Fortunately, Johnson was a prepared woman and brought along with her a new propeller.

The wing was repaired by friendly strangers that appeared a few minutes after she landed. But the necessary
repairs took three precious days. She needed to get in the air quickly and in the early morning hours of May
17th she took off from Rangoon in route to Bangkok, three hundred and forty miles away. The weather again
played a key role in Amy’s quest. Constant rain drops and poor visibility posed a major problem for Johnson,
but she decided to press on to Bangkok, again as it was the case a few days before, Amy found a railroad line
and followed it all the way to her destination. The days of May 17th and 18th saw Amy and her aircraft cruising
over the Malaya Peninsula to Singapore. This flight was uneventful and Johnson landed safely on Singapore. The
next phase of the journey called for a one thousand mile trek covering the majority of the Dutch East Indies
(present day Indonesia). The original plan called for a trip to Surabaya in the island of Java, but mechanical
problems altered that path and Amy was forced to land at Tjomal in the central section of Java.

After servicing her aircraft, Amy took off from Surabaya on the morning of May 22nd with the aim of reaching
Atambua, nine hundred miles away. The flight was without weather or mechanical problems, but poor
navigation by the young Amy deviated her from her original landing site. She landed at Haliluk, a remote
tropical area, twelfth miles away. By the afternoon of the 23rd, Amy finally reached Atambua, the launching
point for the final phase of her amazing quest, Port Darwin, Australia. The last leg of the trip was probably the
most danger one. The journey called for Johnson to fly her DH60 airplane over the Sea of Timor enroute to
Darwin, a distance of five hundred miles. The difficult part of the trip was that if any major situation arise and
Amy needed to crash land, the most likely place she would be able to do it was the vast and isolated open
waters of the Sea of Timor, the ditching would probably have meant death since the area was seldom used by
commercial or military vessels at the time.

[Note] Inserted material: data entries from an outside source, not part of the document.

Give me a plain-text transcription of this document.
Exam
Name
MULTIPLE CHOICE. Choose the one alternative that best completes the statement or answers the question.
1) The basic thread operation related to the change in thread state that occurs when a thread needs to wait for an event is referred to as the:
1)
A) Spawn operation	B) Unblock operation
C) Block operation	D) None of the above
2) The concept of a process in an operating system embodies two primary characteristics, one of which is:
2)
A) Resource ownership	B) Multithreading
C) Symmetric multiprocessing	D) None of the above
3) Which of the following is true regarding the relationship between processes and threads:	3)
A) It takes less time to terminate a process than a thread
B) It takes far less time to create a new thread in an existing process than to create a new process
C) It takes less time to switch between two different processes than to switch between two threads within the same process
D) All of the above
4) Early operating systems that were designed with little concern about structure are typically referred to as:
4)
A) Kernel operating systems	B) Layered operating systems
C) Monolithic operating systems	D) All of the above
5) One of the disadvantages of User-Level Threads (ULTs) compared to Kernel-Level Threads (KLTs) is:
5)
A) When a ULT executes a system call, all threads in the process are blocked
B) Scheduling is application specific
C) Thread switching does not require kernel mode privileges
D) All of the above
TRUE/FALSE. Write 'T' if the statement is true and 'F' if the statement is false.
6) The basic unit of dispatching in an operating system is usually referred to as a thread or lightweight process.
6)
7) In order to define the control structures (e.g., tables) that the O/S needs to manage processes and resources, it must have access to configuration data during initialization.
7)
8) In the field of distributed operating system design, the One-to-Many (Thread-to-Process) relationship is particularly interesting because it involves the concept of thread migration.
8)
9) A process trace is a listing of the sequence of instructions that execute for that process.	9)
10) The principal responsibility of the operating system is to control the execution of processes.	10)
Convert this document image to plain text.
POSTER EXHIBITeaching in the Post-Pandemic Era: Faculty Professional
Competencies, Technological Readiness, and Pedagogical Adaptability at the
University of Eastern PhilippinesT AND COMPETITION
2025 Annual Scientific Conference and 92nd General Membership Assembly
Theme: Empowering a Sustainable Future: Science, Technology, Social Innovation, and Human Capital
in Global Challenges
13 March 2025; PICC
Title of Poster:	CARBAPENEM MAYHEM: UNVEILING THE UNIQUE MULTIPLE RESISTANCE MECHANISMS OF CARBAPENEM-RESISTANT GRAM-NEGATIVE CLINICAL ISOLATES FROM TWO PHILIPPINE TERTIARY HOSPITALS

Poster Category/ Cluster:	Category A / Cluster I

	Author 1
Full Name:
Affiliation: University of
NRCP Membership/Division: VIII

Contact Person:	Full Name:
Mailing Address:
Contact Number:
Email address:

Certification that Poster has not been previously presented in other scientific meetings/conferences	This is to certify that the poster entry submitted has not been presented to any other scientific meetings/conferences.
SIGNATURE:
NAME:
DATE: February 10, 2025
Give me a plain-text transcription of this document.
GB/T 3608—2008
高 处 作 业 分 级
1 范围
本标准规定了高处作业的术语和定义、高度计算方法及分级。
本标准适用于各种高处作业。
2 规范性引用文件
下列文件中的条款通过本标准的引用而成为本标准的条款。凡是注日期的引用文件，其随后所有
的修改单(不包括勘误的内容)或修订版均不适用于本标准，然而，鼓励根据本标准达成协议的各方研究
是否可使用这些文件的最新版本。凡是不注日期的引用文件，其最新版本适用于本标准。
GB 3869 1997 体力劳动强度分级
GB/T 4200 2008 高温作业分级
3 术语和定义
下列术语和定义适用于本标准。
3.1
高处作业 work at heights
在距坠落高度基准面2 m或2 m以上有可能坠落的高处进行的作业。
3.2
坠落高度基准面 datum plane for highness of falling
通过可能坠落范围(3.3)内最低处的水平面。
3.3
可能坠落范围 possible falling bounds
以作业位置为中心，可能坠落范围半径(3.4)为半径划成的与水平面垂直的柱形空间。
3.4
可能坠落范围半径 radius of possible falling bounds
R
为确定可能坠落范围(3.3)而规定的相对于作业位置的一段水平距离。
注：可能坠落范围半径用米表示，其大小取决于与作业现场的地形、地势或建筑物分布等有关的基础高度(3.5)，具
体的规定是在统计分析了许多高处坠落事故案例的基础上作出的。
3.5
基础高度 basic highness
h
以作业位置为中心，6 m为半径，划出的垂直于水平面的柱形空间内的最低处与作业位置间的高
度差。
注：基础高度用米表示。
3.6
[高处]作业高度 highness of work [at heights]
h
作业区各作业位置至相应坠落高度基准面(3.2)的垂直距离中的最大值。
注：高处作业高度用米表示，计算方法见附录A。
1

Amy Johnson departed on May 24th, Empire Day, almost three weeks since the day she took off from Croyden
Airport. The near eleven thousand mile journey, that saw her pass over the deserts of the Middle East, the
jungles of the Indian subcontinent and the tropical islands of the Dutch East Indies; was almost over. Since her
departure from Atumbua the weather was kind to Amy, she was even spotted by a Shell Oil Company tanker,
the Phorus, during her crossing of the Great Barrier Reef. The tanker radioed in the news of Miss Johnson’s
aircraft approaching Darwin prompting several pilots to take off and try to meet her at mid air.
A task they failed to achieve.

But Amy did arrive in Australia at 3:30 in the afternoon. When she landed, the young woman from Hull received
the acclaim she so desperately craved for. The local and international press hailed the young and remarkable,
inexperienced flyer from England. The Prime Minister of Britain, Ramsey MacDonald, prominent dignitaries,
even the King and Queen of England called on young Amy to congratulate her. Amy Johnson was at the top of
the world. Becoming the first woman to attempt and complete such a dangerous journey propelled Johnson to
celebrity status. The next decade saw Amy establish two more world records, flying from London to Cape Town,
South Africa. When World War II arrived, Johnson enlisted in the Air Transport Auxiliary service, ferrying
aircraft from British factories to Royal Air Force bases. On one of those ferry mission in January 5th, 1941, she
crashed into the Thames estuary and drowned in somewhat mysterious circumstances ending the life of one of
the most important figures in aviation history.